Une vue unique
Jour 28 : Nous avons quitté Fortuna aujourd'hui – mais une partie de nous est restée attachée au camping Los Banos de la Fuente. Il y a plusieurs raisons à cela. L'une d'elles...


Publié: 25.02.2024










29ème jour : Aujourd'hui, c'est dimanche. Nous allons à l'église Santa Eulalia. Il parait qu'il y a un service très spécial aujourd'hui. Le Choro Sta. Cecilia chante des chansons sud-américaines. Icke a hâte de ça. C'est pourquoi elle est déjà allée à l'église deux heures plus tôt, sur le parking où nous avons passé la nuit avec notre camping-car. Car la place se remplissait de minute en minute. « Je vais voir ce qui se passe et je reviens te chercher à temps », disait mon chéri avant de disparaître.
J'ai attendu une heure, une heure et demie et je commençais à m'inquiéter. Il ne s'est pas passé quelque chose ? Je me suis mis en chemin. Je croisais des gens avec des sacs en plastique, du pain, de la charcuterie et des paniers. En provenance de l'église ? J'avais une étrange sensation qui devenait de plus en plus forte à chaque pas vers mon but.
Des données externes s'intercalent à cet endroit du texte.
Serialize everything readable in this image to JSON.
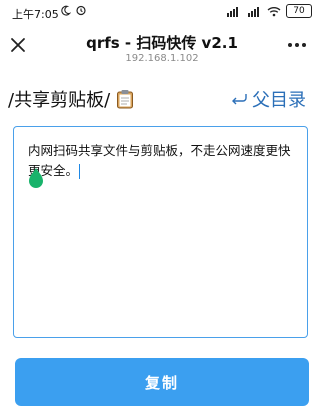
{
  "status_bar": {
    "time": "上午7:05",
    "battery": "70"
  },
  "header": {
    "title": "qrfs - 扫码快传 v2.1",
    "subtitle": "192.168.1.102"
  },
  "page": {
    "heading": "/共享剪贴板/",
    "parent_link": "父目录"
  },
  "clipboard": {
    "content": "内网扫码共享文件与剪贴板，不走公网速度更快更安全。"
  },
  "actions": {
    "copy_label": "复制"
  },
  "colors": {
    "accent": "#3b9ff0",
    "link": "#2b6fb8",
    "caret_handle": "#19b36b"
  }
}
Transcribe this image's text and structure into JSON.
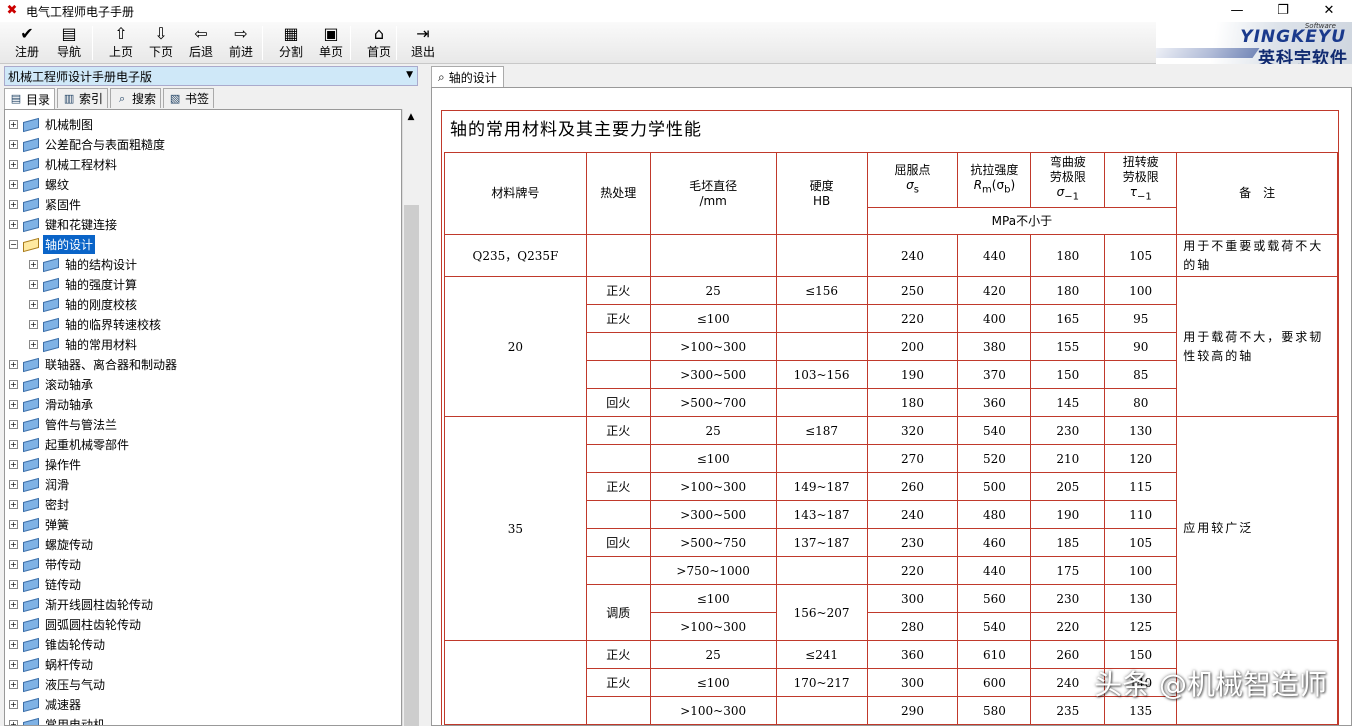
{
  "window": {
    "title": "电气工程师电子手册",
    "minimize": "—",
    "restore": "❐",
    "close": "✕"
  },
  "toolbar": [
    {
      "label": "注册",
      "icon": "✔"
    },
    {
      "label": "导航",
      "icon": "▤"
    },
    {
      "label": "上页",
      "icon": "⇧"
    },
    {
      "label": "下页",
      "icon": "⇩"
    },
    {
      "label": "后退",
      "icon": "⇦"
    },
    {
      "label": "前进",
      "icon": "⇨"
    },
    {
      "label": "分割",
      "icon": "▦"
    },
    {
      "label": "单页",
      "icon": "▣"
    },
    {
      "label": "首页",
      "icon": "⌂"
    },
    {
      "label": "退出",
      "icon": "⇥"
    }
  ],
  "logo": {
    "software": "Software",
    "en": "YINGKEYU",
    "cn": "英科宇软件"
  },
  "combo": {
    "value": "机械工程师设计手册电子版"
  },
  "left_tabs": [
    {
      "label": "目录",
      "icon": "▤"
    },
    {
      "label": "索引",
      "icon": "▥"
    },
    {
      "label": "搜索",
      "icon": "⌕"
    },
    {
      "label": "书签",
      "icon": "▧"
    }
  ],
  "tree": [
    {
      "label": "机械制图",
      "level": 0,
      "expander": "+"
    },
    {
      "label": "公差配合与表面粗糙度",
      "level": 0,
      "expander": "+"
    },
    {
      "label": "机械工程材料",
      "level": 0,
      "expander": "+"
    },
    {
      "label": "螺纹",
      "level": 0,
      "expander": "+"
    },
    {
      "label": "紧固件",
      "level": 0,
      "expander": "+"
    },
    {
      "label": "键和花键连接",
      "level": 0,
      "expander": "+"
    },
    {
      "label": "轴的设计",
      "level": 0,
      "expander": "−",
      "selected": true,
      "open": true
    },
    {
      "label": "轴的结构设计",
      "level": 1,
      "expander": "+"
    },
    {
      "label": "轴的强度计算",
      "level": 1,
      "expander": "+"
    },
    {
      "label": "轴的刚度校核",
      "level": 1,
      "expander": "+"
    },
    {
      "label": "轴的临界转速校核",
      "level": 1,
      "expander": "+"
    },
    {
      "label": "轴的常用材料",
      "level": 1,
      "expander": "+"
    },
    {
      "label": "联轴器、离合器和制动器",
      "level": 0,
      "expander": "+"
    },
    {
      "label": "滚动轴承",
      "level": 0,
      "expander": "+"
    },
    {
      "label": "滑动轴承",
      "level": 0,
      "expander": "+"
    },
    {
      "label": "管件与管法兰",
      "level": 0,
      "expander": "+"
    },
    {
      "label": "起重机械零部件",
      "level": 0,
      "expander": "+"
    },
    {
      "label": "操作件",
      "level": 0,
      "expander": "+"
    },
    {
      "label": "润滑",
      "level": 0,
      "expander": "+"
    },
    {
      "label": "密封",
      "level": 0,
      "expander": "+"
    },
    {
      "label": "弹簧",
      "level": 0,
      "expander": "+"
    },
    {
      "label": "螺旋传动",
      "level": 0,
      "expander": "+"
    },
    {
      "label": "带传动",
      "level": 0,
      "expander": "+"
    },
    {
      "label": "链传动",
      "level": 0,
      "expander": "+"
    },
    {
      "label": "渐开线圆柱齿轮传动",
      "level": 0,
      "expander": "+"
    },
    {
      "label": "圆弧圆柱齿轮传动",
      "level": 0,
      "expander": "+"
    },
    {
      "label": "锥齿轮传动",
      "level": 0,
      "expander": "+"
    },
    {
      "label": "蜗杆传动",
      "level": 0,
      "expander": "+"
    },
    {
      "label": "液压与气动",
      "level": 0,
      "expander": "+"
    },
    {
      "label": "减速器",
      "level": 0,
      "expander": "+"
    },
    {
      "label": "常用电动机",
      "level": 0,
      "expander": "+"
    }
  ],
  "right_tab": {
    "label": "轴的设计",
    "icon": "⌕"
  },
  "doc": {
    "title": "轴的常用材料及其主要力学性能",
    "headers": {
      "material": "材料牌号",
      "treatment": "热处理",
      "diameter": [
        "毛坯直径",
        "/mm"
      ],
      "hardness": [
        "硬度",
        "HB"
      ],
      "yield": [
        "屈服点",
        "σ",
        "s"
      ],
      "tensile": [
        "抗拉强度",
        "R",
        "m",
        "(σ",
        "b",
        ")"
      ],
      "bending": [
        "弯曲疲",
        "劳极限",
        "σ",
        "−1"
      ],
      "torsion": [
        "扭转疲",
        "劳极限",
        "τ",
        "−1"
      ],
      "note": "备　注",
      "unit": "MPa不小于"
    },
    "rows": [
      {
        "material": "Q235，Q235F",
        "treatment": "",
        "diameter": "",
        "hardness": "",
        "ys": "240",
        "ts": "440",
        "bf": "180",
        "tf": "105",
        "note": "用于不重要或载荷不大的轴"
      },
      {
        "material": "20",
        "treatment": "正火",
        "diameter": "25",
        "hardness": "≤156",
        "ys": "250",
        "ts": "420",
        "bf": "180",
        "tf": "100",
        "note": "用于载荷不大，要求韧性较高的轴"
      },
      {
        "treatment": "正火",
        "diameter": "≤100",
        "hardness": "",
        "ys": "220",
        "ts": "400",
        "bf": "165",
        "tf": "95"
      },
      {
        "treatment": "",
        "diameter": ">100~300",
        "hardness": "",
        "ys": "200",
        "ts": "380",
        "bf": "155",
        "tf": "90"
      },
      {
        "treatment": "",
        "diameter": ">300~500",
        "hardness": "103~156",
        "ys": "190",
        "ts": "370",
        "bf": "150",
        "tf": "85"
      },
      {
        "treatment": "回火",
        "diameter": ">500~700",
        "hardness": "",
        "ys": "180",
        "ts": "360",
        "bf": "145",
        "tf": "80"
      },
      {
        "material": "35",
        "treatment": "正火",
        "diameter": "25",
        "hardness": "≤187",
        "ys": "320",
        "ts": "540",
        "bf": "230",
        "tf": "130",
        "note": "应用较广泛"
      },
      {
        "treatment": "",
        "diameter": "≤100",
        "hardness": "",
        "ys": "270",
        "ts": "520",
        "bf": "210",
        "tf": "120"
      },
      {
        "treatment": "正火",
        "diameter": ">100~300",
        "hardness": "149~187",
        "ys": "260",
        "ts": "500",
        "bf": "205",
        "tf": "115"
      },
      {
        "treatment": "",
        "diameter": ">300~500",
        "hardness": "143~187",
        "ys": "240",
        "ts": "480",
        "bf": "190",
        "tf": "110"
      },
      {
        "treatment": "回火",
        "diameter": ">500~750",
        "hardness": "137~187",
        "ys": "230",
        "ts": "460",
        "bf": "185",
        "tf": "105"
      },
      {
        "treatment": "",
        "diameter": ">750~1000",
        "hardness": "",
        "ys": "220",
        "ts": "440",
        "bf": "175",
        "tf": "100"
      },
      {
        "treatment": "调质",
        "diameter": "≤100",
        "hardness": "156~207",
        "ys": "300",
        "ts": "560",
        "bf": "230",
        "tf": "130"
      },
      {
        "treatment": "",
        "diameter": ">100~300",
        "hardness": "",
        "ys": "280",
        "ts": "540",
        "bf": "220",
        "tf": "125"
      },
      {
        "material": "",
        "treatment": "正火",
        "diameter": "25",
        "hardness": "≤241",
        "ys": "360",
        "ts": "610",
        "bf": "260",
        "tf": "150",
        "note": ""
      },
      {
        "treatment": "正火",
        "diameter": "≤100",
        "hardness": "170~217",
        "ys": "300",
        "ts": "600",
        "bf": "240",
        "tf": "140"
      },
      {
        "treatment": "",
        "diameter": ">100~300",
        "hardness": "",
        "ys": "290",
        "ts": "580",
        "bf": "235",
        "tf": "135"
      }
    ]
  },
  "watermark": "头条 @机械智造师"
}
En effet : Devant l'église, un marché était installé avec des spécialités locales et des œuvres artisanales. Je ne suis pas entré dans l'église pour chercher Icke...
Juste avant le service – je devais faire deux fois le chemin jusqu'à la voiture à cause des nombreux sacs en plastique – j'ai réussi à entrer dans l'église où Icke m'avait réservé une place. C'était une messe extraordinaire : L'église était pleine à craquer. Ceux qui sont arrivés en retard n'ont même pas trouvé de place debout. Le chœur était génial, les chansons entraînantes et pleines de vie. Partout où l'on regardait, on pouvait voir des visages rieurs. L'atmosphère n'était pas sentimentale mais sacrée, ni forcée, mais vivante, presque tempétueuse. Après presque chaque chanson, il y avait des applaudissements spontanés - même du pasteur. Et après le service, les gens restaient dans l'église, des amis se regroupaient, des familles discutaient et riaient. Quelle expérience. Icke était si émue qu'elle a eu des larmes aux yeux pendant un moment. « Je n'oublierai jamais ce service », m'a-t-elle dit sur le chemin du retour vers le camping-car.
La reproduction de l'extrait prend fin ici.